Os problemas por trás do endividamento não são exclusivamente da ordem fiscal (que já por si só é algo sério), mas também algo monetário: a ameaça do Euro, uma das moedas mais fortes. No gráfico abaixo, conseguimos ver como, desde novembro de 2009, a moeda vem perdendo sua força e sofrendo expressiva depreciação em relação ao dólar norte-americano. A desvalorização foi de 10,0% só em 2010.

Euro

                                                                                                                                                                                   Fonte: Bloomberg

Na União Europeia, os países devem tentar resolver seu endividamento internamente. A Irlanda, altamente endividada, foi forçada a cortar o déficit orçamentário em 4% do PIB, para 8,7% pelos ministros das finanças dos países membro. Por que, então, haveria a UE (ou Alemanha, por ser a maior economia) ter de socorrer a Grécia, que está em foco no momento, por exemplo? Por isso, a questão passa a ser também de ordem política.

O aspecto político é agravado pelas críticas à Alemanha. Enquanto na maior economia europeia a produtividade dos trabalhadores aumentava e as empresas se modernizavam, os salários permaneceram praticamente constantes. Pela moeda do bloco ser única, não havia como outros países desvalorizarem-na para ganhar competitividade.

Além disso, Krugman cita o caso da Espanha, outro país em situação preocupante. O país passou por um boom do mercado imobiliário, com valorização expressiva no preço dos imóveis, de 35% entre 2000 e 2008. A maior parte da injeção de capital, no entanto, não veio de espanhóis, mas sim de outros vizinhos, especialmente alemães. Qual o resultado? Enquanto a bolha não estourou, o desemprego permaneceu estável, bem como o endividamento, mas depois, o aumento da inflação na Espanha foi inevitável.
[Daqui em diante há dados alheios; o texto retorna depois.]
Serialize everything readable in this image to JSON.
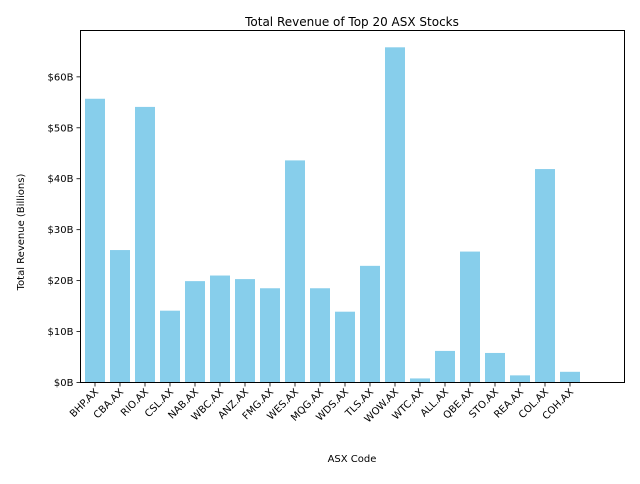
{
  "chart_data": {
    "type": "bar",
    "title": "Total Revenue of Top 20 ASX Stocks",
    "xlabel": "ASX Code",
    "ylabel": "Total Revenue (Billions)",
    "categories": [
      "BHP.AX",
      "CBA.AX",
      "RIO.AX",
      "CSL.AX",
      "NAB.AX",
      "WBC.AX",
      "ANZ.AX",
      "FMG.AX",
      "WES.AX",
      "MQG.AX",
      "WDS.AX",
      "TLS.AX",
      "WOW.AX",
      "WTC.AX",
      "ALL.AX",
      "QBE.AX",
      "STO.AX",
      "REA.AX",
      "COL.AX",
      "COH.AX"
    ],
    "values": [
      55.7,
      26.0,
      54.1,
      14.1,
      19.9,
      21.0,
      20.3,
      18.5,
      43.6,
      18.5,
      13.9,
      22.9,
      65.8,
      0.8,
      6.2,
      25.7,
      5.8,
      1.4,
      41.9,
      2.1
    ],
    "ylim": [
      0,
      69.1
    ],
    "yticks": [
      0,
      10,
      20,
      30,
      40,
      50,
      60
    ],
    "ytick_labels": [
      "$0B",
      "$10B",
      "$20B",
      "$30B",
      "$40B",
      "$50B",
      "$60B"
    ],
    "bar_color": "#87CEEB",
    "grid": false,
    "legend": "none"
  }
}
O que vai ser do Euro? Enquanto os países não cortarem seus déficits, a exemplo da Irlanda, haverá instabilidade. Outra dificuldade é que isso tem de ser feito em meio à recuperação da crise, que exige aumento de gastos do governo para conter o desemprego e manter a economia funcionando. Além disso, há de ter uma maior união política. Se a monetária foi feita, por que não se pode haver maior consenso político?